Il moralismo, il moralista

Il moralismo, il moralista suo adepto e la morale: tutto sembra scolpito nell’eterno, nell’impossibilità plastica ulteriore, nella sua ultima definitiva maturità e completezza.

Alberto Sordi ne “Il moralista”, film prodotto da Fabio Jegher del 1959, diretto da Giorgio Bianchi ed interpretato da Vittorio De Sica e Alberto Sordi

Il moralismo, il moralista suo adepto e la morale… Colonne d’Ercole inviolabili a pena di naufragi moralistici, esiziali per lo sfrontato viaggiatore dei mari torbidi di ciò che non è morale.

Morale ed onore, talora edipico, incestuoso rapporto, misura che si fonde nel misurato.

Non voglio e non posso toccare la morale come pietra miliare del ragionamento filosofico e come binario, esame e metro sociale. Niente di religioso o di religione, politeistica o monoteistica; niente Aristotele, Tommaso d’Aquino, Cartesio, Hobbes, Kant, Hegel fino alla moralità signore-servo di Nietzsche, fino a Weber, fino al 1981, al 1996, fino alle modifiche di codici penali, di arringhe avvocatesche e giudizi di Suprema Corte, e tutto ma proprio tutto quanto sta nel mezzo o sopra o sotto. Dai castighi fino all’esecuzione capitale di immorali, di oltraggiosi verso la moralità, dai maestri Socrate fino a  traviate o Traviata, Wilde e Turing,  allievi sviati e maestri immorali, disonorate e disonorati, oltraggiosi e blasfemi laici.
Nulla di tutto ciò perché non voglio cadere nel tranello diacronico teso all’uomo che assurge a sincronico e alla fissità immutabile. Niente bene contro male.
Niente utilitarismo, “efficienze” morali o matematiche di Pareto o di Nash.
Nulla, nemmeno il relativismo. Non intendo dire che non debba esserci morale o senso dell’onore, il moralista e sua corte, il buon senso e il buon costume, la buona condotta, la buona scuola, il buon lavoro, l’onorabile prestigio: non intendo strappare la donna e l’uomo, parti partecipanti di una comunità, alle regole della comunità stessa.
Certo, già dire comunità fa pensare etimologicamente ad un cammino, a un procedere, ad un andare via via più lontano dal punto in cui, per qualsiasi ragione, in quella comunità si è entrati o essa ha deciso di prender piede, di diventare cammino. Turnanti i membri, movente la comunità.

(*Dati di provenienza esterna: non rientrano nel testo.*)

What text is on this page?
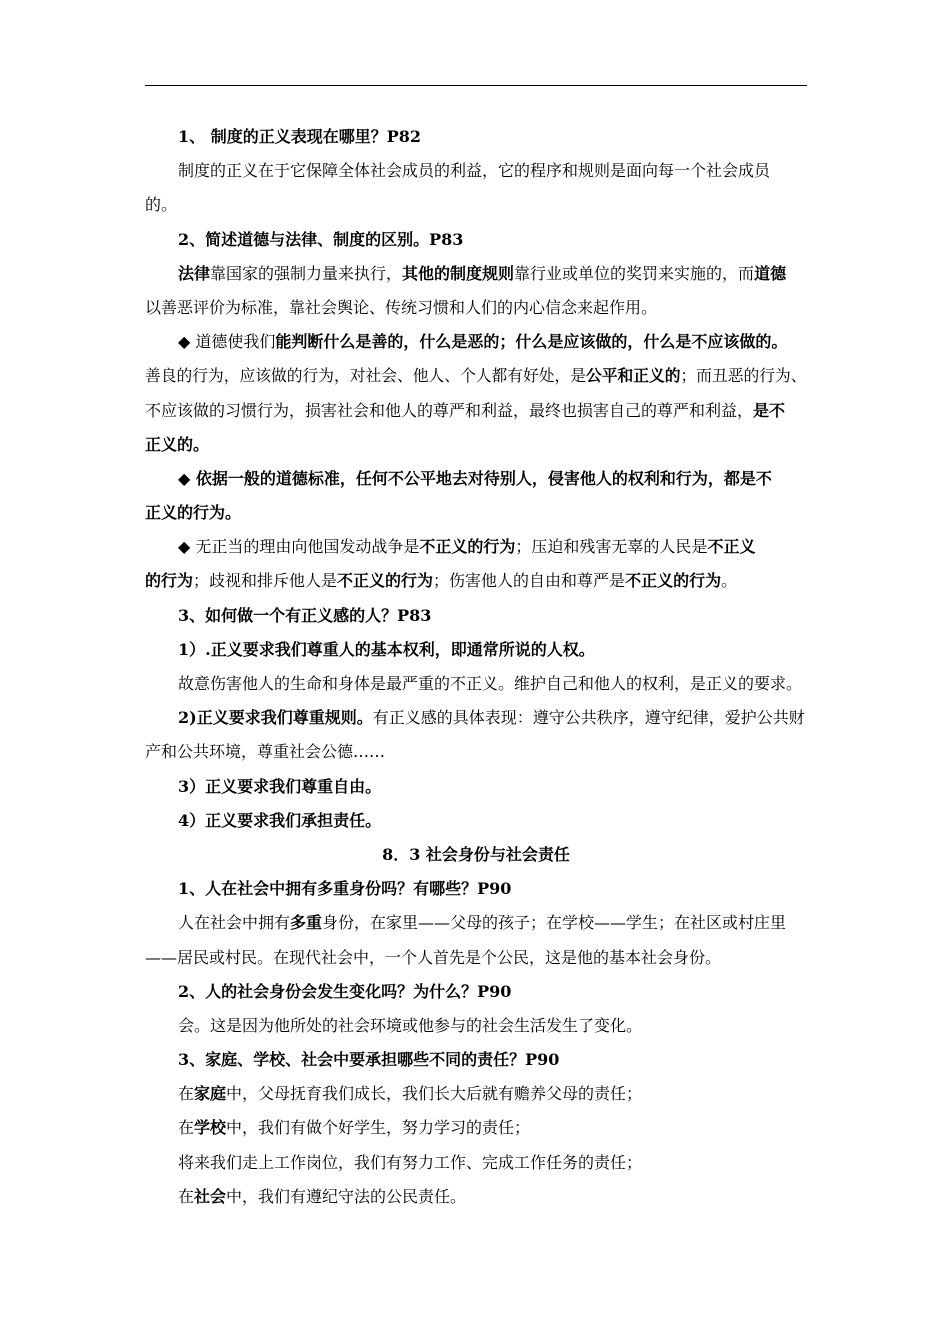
1、 制度的正义表现在哪里？P82
制度的正义在于它保障全体社会成员的利益，它的程序和规则是面向每一个社会成员
的。
2、简述道德与法律、制度的区别。P83
法律靠国家的强制力量来执行，其他的制度规则靠行业或单位的奖罚来实施的，而道德
以善恶评价为标准，靠社会舆论、传统习惯和人们的内心信念来起作用。
◆ 道德使我们能判断什么是善的，什么是恶的；什么是应该做的，什么是不应该做的。
善良的行为，应该做的行为，对社会、他人、个人都有好处，是公平和正义的；而丑恶的行为、
不应该做的习惯行为，损害社会和他人的尊严和利益，最终也损害自己的尊严和利益，是不
正义的。
◆ 依据一般的道德标准，任何不公平地去对待别人，侵害他人的权利和行为，都是不
正义的行为。
◆ 无正当的理由向他国发动战争是不正义的行为；压迫和残害无辜的人民是不正义
的行为；歧视和排斥他人是不正义的行为；伤害他人的自由和尊严是不正义的行为。
3、如何做一个有正义感的人？P83
1）.正义要求我们尊重人的基本权利，即通常所说的人权。
故意伤害他人的生命和身体是最严重的不正义。维护自己和他人的权利，是正义的要求。
2)正义要求我们尊重规则。有正义感的具体表现：遵守公共秩序，遵守纪律，爱护公共财
产和公共环境，尊重社会公德……
3）正义要求我们尊重自由。
4）正义要求我们承担责任。
8．3 社会身份与社会责任
1、人在社会中拥有多重身份吗？有哪些？P90
人在社会中拥有多重身份，在家里——父母的孩子；在学校——学生；在社区或村庄里
——居民或村民。在现代社会中，一个人首先是个公民，这是他的基本社会身份。
2、人的社会身份会发生变化吗？为什么？P90
会。这是因为他所处的社会环境或他参与的社会生活发生了变化。
3、家庭、学校、社会中要承担哪些不同的责任？P90
在家庭中，父母抚育我们成长，我们长大后就有赡养父母的责任；
在学校中，我们有做个好学生，努力学习的责任；
将来我们走上工作岗位，我们有努力工作、完成工作任务的责任；
在社会中，我们有遵纪守法的公民责任。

Della morale mi interessa il suo tempo intimo, e il suo tentativo di misurarsi senza un tempo e nel proclamarsi (o nel proclamarla…) spesso ultima, non plus ultra: mi interessa il suo essere quasi un ente sociobiologico, un dinamico processo sociale che ama vedere solo l’ultimo riflesso al suo specchio ed indicarlo come dipinto dell’immutabile, selfie dell’assoluto.

Non contesto la morale, non contesto il moralista, l’onore e l’onorabile onorato: vedo solo che spesso chi ne parla posa l’orologio, elimina l’agenda, occulta il calendario, si straccia le vesti, grida allo scandalo e strappa pagine di libri da questa o quella storia, iconoclasta furia convinta redentrice definitiva.

Eppure la morale… con tutte le sue variabili evoluzioni: la dichiarano sempre assoluta e migliore nel proprio tempo le madri e i padri, già tesi coi rispettivi fratelli, per poi sconfessarla e ribaltarla spesso i loro figli e i nipoti.